Święty Paweł cztery razy powtórzył dziś słowo „miłosierdzie”. Nie lubimy tego wyrażenia. Miłosierdzie kojarzy się nam z litością. Nie jest to fałszywe skojarzenie, ale też nie najtrafniejsze. Paweł (semita piszący po grecku) pojmuje miłosierdzie jako zwrócenie się ku komuś, bycie dla kogoś. Więcej – miłosierdzie to wierność wobec samego siebie i wobec dobrowolnie akceptowanych więzów łączących z innymi (Biblia nazywa to przymierzem). Żadne porównanie miłosierdzia człowieczego z Bożym nie jest pełne. My możemy zaradzić tylko najdotkliwszym brakom. Zaś Boże miłosierdzie – to odwieczny plan obdarowania wszystkich pełnią dobra. Nie jesteśmy w stanie ogarnąć myślą takiej perspektywy. Dlatego tak boleśnie odczuwamy wszelkie niedostatki. A przecież Bóg wszystkim winien jest samego siebie, bo sam tak zdecydował. To jest jego miłosierdzie: wierny samemu sobie, zwracający się ku nam Bóg stał się człowiekiem. Jezus (ziemskie imię Bożego Syna) stał się znakiem i zapowiedzią zbawienia.
To kolejne słowo naszego skarbca wiary: zbawienie. „Tato, kiedy już wreszcie nie będziemy mieli kłopotów?” – przecież to jest pytanie o zbawienie, o wyzwolenie ze wszystkiego, co boli. Potrzebne było miłosierdzie Jezusa wobec spotykanych ludzi. Potrzebne jako znak, jako zapewnienie dane całym pokoleniom, że ponad niedolą człowieka jest moc Boga. I Jego dobroć. I Jego wierność wobec siebie i wobec nas. Jednym słowem: Jego miłosierdzie, które owocuje zbawieniem.

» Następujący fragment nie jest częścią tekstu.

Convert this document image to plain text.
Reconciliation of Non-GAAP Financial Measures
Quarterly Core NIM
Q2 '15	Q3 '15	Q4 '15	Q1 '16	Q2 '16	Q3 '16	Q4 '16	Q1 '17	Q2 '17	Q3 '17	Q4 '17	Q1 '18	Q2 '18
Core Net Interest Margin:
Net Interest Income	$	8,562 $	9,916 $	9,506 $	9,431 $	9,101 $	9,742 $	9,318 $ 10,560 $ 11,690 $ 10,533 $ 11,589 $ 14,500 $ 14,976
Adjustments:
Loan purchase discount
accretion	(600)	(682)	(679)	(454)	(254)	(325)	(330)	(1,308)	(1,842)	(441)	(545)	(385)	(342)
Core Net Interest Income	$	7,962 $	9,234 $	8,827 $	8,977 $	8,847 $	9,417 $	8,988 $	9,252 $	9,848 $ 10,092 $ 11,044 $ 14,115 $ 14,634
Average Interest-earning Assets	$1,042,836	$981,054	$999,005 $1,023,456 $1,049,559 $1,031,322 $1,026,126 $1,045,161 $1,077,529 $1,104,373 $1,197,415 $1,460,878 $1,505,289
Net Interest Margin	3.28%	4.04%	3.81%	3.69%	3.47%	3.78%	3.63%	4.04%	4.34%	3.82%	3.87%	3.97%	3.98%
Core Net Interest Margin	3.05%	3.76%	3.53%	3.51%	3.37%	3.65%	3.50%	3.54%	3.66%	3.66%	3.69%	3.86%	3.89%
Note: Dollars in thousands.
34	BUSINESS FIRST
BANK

Jezus mówi: „Jestem posłany tylko do owiec, które zginęły z domu Izraela”. Zaskakujące. Czyżby Bóg czynił różnice? Apostoł Paweł wyjaśnia: „Bóg wszystkim okaże miłosierdzie”. Sam zresztą Jezus odpowiedział proszącej kobiecie bardziej mocą niż słowem: dziecko zostało uzdrowione. Jakiś czas później nakazał apostołom: Idźcie na cały świat, nauczajcie wszystkie narody (Mk 16,15; Mt 28,19). Nie, Bóg różnic nie czyni. Jego plan zbawienia wszystkich, okazania wszystkim miłosierdzia, spełnia się w czasie. Jednym z etapów było przyjście Syna Bożego na świat, a to musiało dokonać się w jakimś narodzie i w jakiejś epoce. Do dziś nie wszędzie dotarła wyzwalająca moc Ewangelii.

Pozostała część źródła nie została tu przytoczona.